About ten years ago, I wrote on a mailing list for former preemies asking whether those born prematurely are survivors in the way that abuse survivors are. I mean, literally speaking of course we are survivors, because we survived against all odds. I was at the time still in a very early stage of figuring out my childhood and why I have always felt like a lot of my experiences were traumatic. I was beginning to discover the fact that I dissociate and learning about attachment and its dfficulties. The group owner, herself also a trauma survivor, replied that to survive means to endure hardship, so that in this sense, of course preemies – and most people with disabilities – are survivors.
As a child, I considered myself a victim of many of the experiences I endured. They were still happening, so how could I see myself as a survivor? In the same way, I can now see myself as a victim of mental illness. I don’t, of course, because no-one inflicted my mental illness on me and, besides, I don’t consider my craziness an altogether bad thing. It sucks sometimes, of course – well, most of the time it sucks. My point in saying I could now consider myself a victim of mental illness, is that it’s not over yet – I haven’t survived it as it’s ongoing.
I did survive my childhood trauma and do consider myself a survivor. Being a survivor does not mean having completely healed from your experiences, but it means having come out the other side alive literally and figuratively.
When describing the recovery process for people who endured trauma, we generally use three steps so to speak: victim, survivor and thriver.
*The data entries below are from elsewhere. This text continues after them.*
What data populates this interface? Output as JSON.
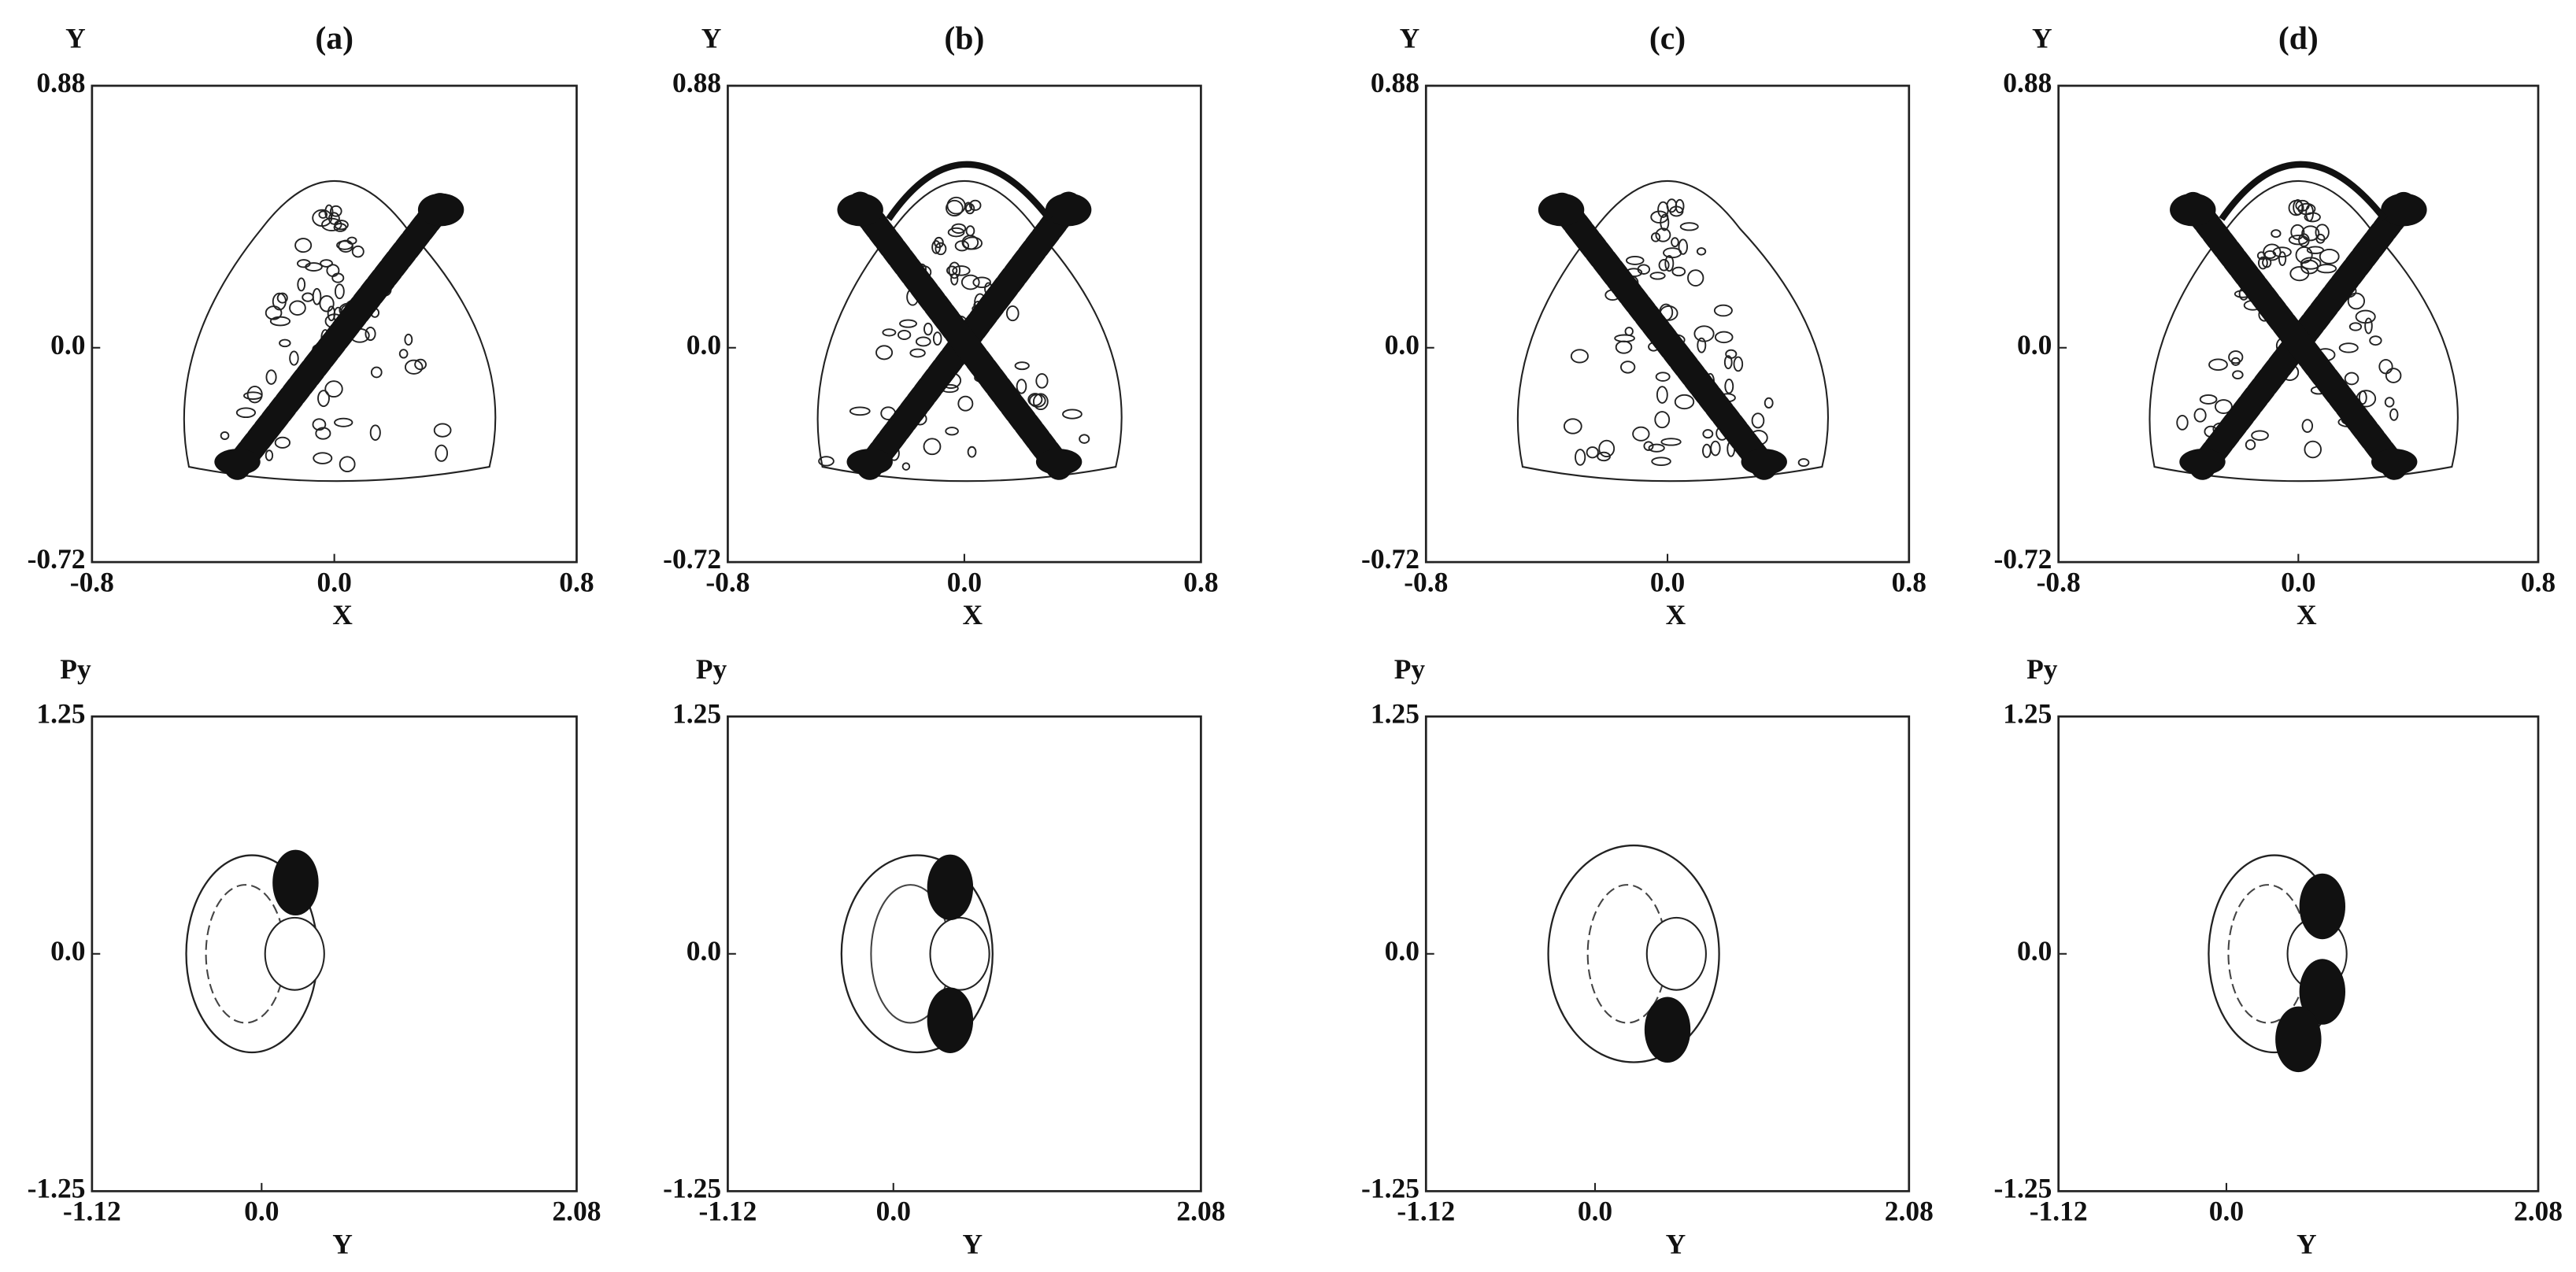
{
  "chart_data": [
    {
      "type": "contour",
      "title": "(a)",
      "x_label": "X",
      "y_label": "Y",
      "xlim": [
        -0.8,
        0.8
      ],
      "ylim": [
        -0.72,
        0.88
      ],
      "xticks": [
        -0.8,
        {
          "value": 0,
          "label": "0.0"
        },
        0.8
      ],
      "yticks": [
        -0.72,
        {
          "value": 0,
          "label": "0.0"
        },
        0.88
      ]
    },
    {
      "type": "contour",
      "title": "(b)",
      "x_label": "X",
      "y_label": "Y",
      "xlim": [
        -0.8,
        0.8
      ],
      "ylim": [
        -0.72,
        0.88
      ],
      "xticks": [
        -0.8,
        {
          "value": 0,
          "label": "0.0"
        },
        0.8
      ],
      "yticks": [
        -0.72,
        {
          "value": 0,
          "label": "0.0"
        },
        0.88
      ]
    },
    {
      "type": "contour",
      "title": "(c)",
      "x_label": "X",
      "y_label": "Y",
      "xlim": [
        -0.8,
        0.8
      ],
      "ylim": [
        -0.72,
        0.88
      ],
      "xticks": [
        -0.8,
        {
          "value": 0,
          "label": "0.0"
        },
        0.8
      ],
      "yticks": [
        -0.72,
        {
          "value": 0,
          "label": "0.0"
        },
        0.88
      ]
    },
    {
      "type": "contour",
      "title": "(d)",
      "x_label": "X",
      "y_label": "Y",
      "xlim": [
        -0.8,
        0.8
      ],
      "ylim": [
        -0.72,
        0.88
      ],
      "xticks": [
        -0.8,
        {
          "value": 0,
          "label": "0.0"
        },
        0.8
      ],
      "yticks": [
        -0.72,
        {
          "value": 0,
          "label": "0.0"
        },
        0.88
      ]
    },
    {
      "type": "contour",
      "x_label": "Y",
      "y_label": "Py",
      "xlim": [
        -1.12,
        2.08
      ],
      "ylim": [
        -1.25,
        1.25
      ],
      "xticks": [
        -1.12,
        {
          "value": 0,
          "label": "0.0"
        },
        2.08
      ],
      "yticks": [
        -1.25,
        {
          "value": 0,
          "label": "0.0"
        },
        1.25
      ]
    },
    {
      "type": "contour",
      "x_label": "Y",
      "y_label": "Py",
      "xlim": [
        -1.12,
        2.08
      ],
      "ylim": [
        -1.25,
        1.25
      ],
      "xticks": [
        -1.12,
        {
          "value": 0,
          "label": "0.0"
        },
        2.08
      ],
      "yticks": [
        -1.25,
        {
          "value": 0,
          "label": "0.0"
        },
        1.25
      ]
    },
    {
      "type": "contour",
      "x_label": "Y",
      "y_label": "Py",
      "xlim": [
        -1.12,
        2.08
      ],
      "ylim": [
        -1.25,
        1.25
      ],
      "xticks": [
        -1.12,
        {
          "value": 0,
          "label": "0.0"
        },
        2.08
      ],
      "yticks": [
        -1.25,
        {
          "value": 0,
          "label": "0.0"
        },
        1.25
      ]
    },
    {
      "type": "contour",
      "x_label": "Y",
      "y_label": "Py",
      "xlim": [
        -1.12,
        2.08
      ],
      "ylim": [
        -1.25,
        1.25
      ],
      "xticks": [
        -1.12,
        {
          "value": 0,
          "label": "0.0"
        },
        2.08
      ],
      "yticks": [
        -1.25,
        {
          "value": 0,
          "label": "0.0"
        },
        1.25
      ]
    }
  ]
}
A victim is still in the midst of an experience. For instance, someone enduring domestic violence who hasn’t left the relationship yet, can be considered a victim. A survivor has escaped the direct effects of the trauma but is stil suffering from post-traumatic symptoms. A thriver has moved beyond their trauma and is living as healthy as possible a life.
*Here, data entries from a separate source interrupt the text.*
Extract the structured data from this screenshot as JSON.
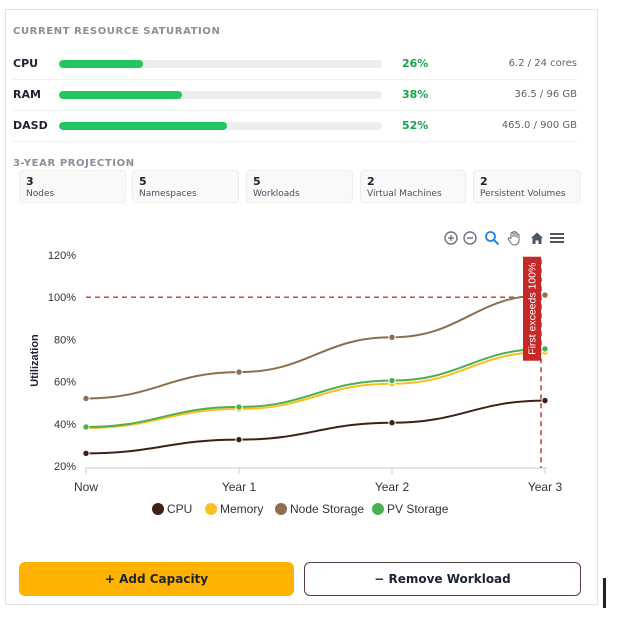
{
  "saturation": {
    "title": "CURRENT RESOURCE SATURATION",
    "rows": [
      {
        "name": "CPU",
        "percent_label": "26%",
        "percent": 26,
        "amount": "6.2 / 24 cores"
      },
      {
        "name": "RAM",
        "percent_label": "38%",
        "percent": 38,
        "amount": "36.5 / 96 GB"
      },
      {
        "name": "DASD",
        "percent_label": "52%",
        "percent": 52,
        "amount": "465.0 / 900 GB"
      }
    ]
  },
  "projection": {
    "title": "3-YEAR PROJECTION",
    "stats": [
      {
        "value": "3",
        "label": "Nodes"
      },
      {
        "value": "5",
        "label": "Namespaces"
      },
      {
        "value": "5",
        "label": "Workloads"
      },
      {
        "value": "2",
        "label": "Virtual Machines"
      },
      {
        "value": "2",
        "label": "Persistent Volumes"
      }
    ]
  },
  "toolbar": {
    "icons": [
      "zoom-in-icon",
      "zoom-out-icon",
      "zoom-selection-icon",
      "pan-hand-icon",
      "home-reset-icon",
      "menu-icon"
    ]
  },
  "chart_data": {
    "type": "line",
    "categories": [
      "Now",
      "Year 1",
      "Year 2",
      "Year 3"
    ],
    "ylabel": "Utilization",
    "ylim": [
      20,
      120
    ],
    "yticks": [
      "20%",
      "40%",
      "60%",
      "80%",
      "100%",
      "120%"
    ],
    "threshold": {
      "value": 100,
      "color": "#d32f2f"
    },
    "annotation": {
      "text": "First exceeds 100%",
      "at": "Year 3",
      "color": "#c62828"
    },
    "legend_position": "bottom",
    "series": [
      {
        "name": "CPU",
        "color": "#3e2016",
        "values": [
          26,
          32.5,
          40.5,
          51
        ]
      },
      {
        "name": "Memory",
        "color": "#fbbf24",
        "values": [
          38,
          47,
          59,
          74
        ]
      },
      {
        "name": "Node Storage",
        "color": "#8d6e4f",
        "values": [
          52,
          64.5,
          81,
          101
        ]
      },
      {
        "name": "PV Storage",
        "color": "#4caf50",
        "values": [
          38.5,
          48,
          60.5,
          75.5
        ]
      }
    ]
  },
  "actions": {
    "add_label": "+ Add Capacity",
    "remove_label": "− Remove Workload"
  }
}
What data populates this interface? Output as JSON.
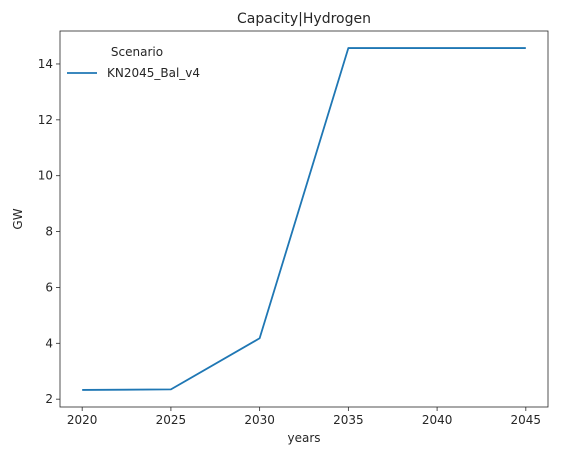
{
  "chart_data": {
    "type": "line",
    "title": "Capacity|Hydrogen",
    "xlabel": "years",
    "ylabel": "GW",
    "x": [
      2020,
      2025,
      2030,
      2035,
      2040,
      2045
    ],
    "series": [
      {
        "name": "KN2045_Bal_v4",
        "color": "#1f77b4",
        "values": [
          2.33,
          2.35,
          4.18,
          14.57,
          14.57,
          14.57
        ]
      }
    ],
    "xticks": [
      2020,
      2025,
      2030,
      2035,
      2040,
      2045
    ],
    "yticks": [
      2,
      4,
      6,
      8,
      10,
      12,
      14
    ],
    "xlim": [
      2018.75,
      2046.25
    ],
    "ylim": [
      1.72,
      15.18
    ],
    "grid": false,
    "legend": {
      "title": "Scenario",
      "placement": "top-left"
    }
  }
}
The steps are not rigidly divided. For example, if a domestic abuse survivor has left their abuser but has not gone “no contact”, they can be both a victim and a survivor. Thrivership is also a continuum, where some people have no post-traumatic symptoms at all anymore and others can manage in spite of them. I will most likely always have borderline personalty disorder, which is in a way a post-traumatic condition. However, I want to someday have a meaningful life in spite of it.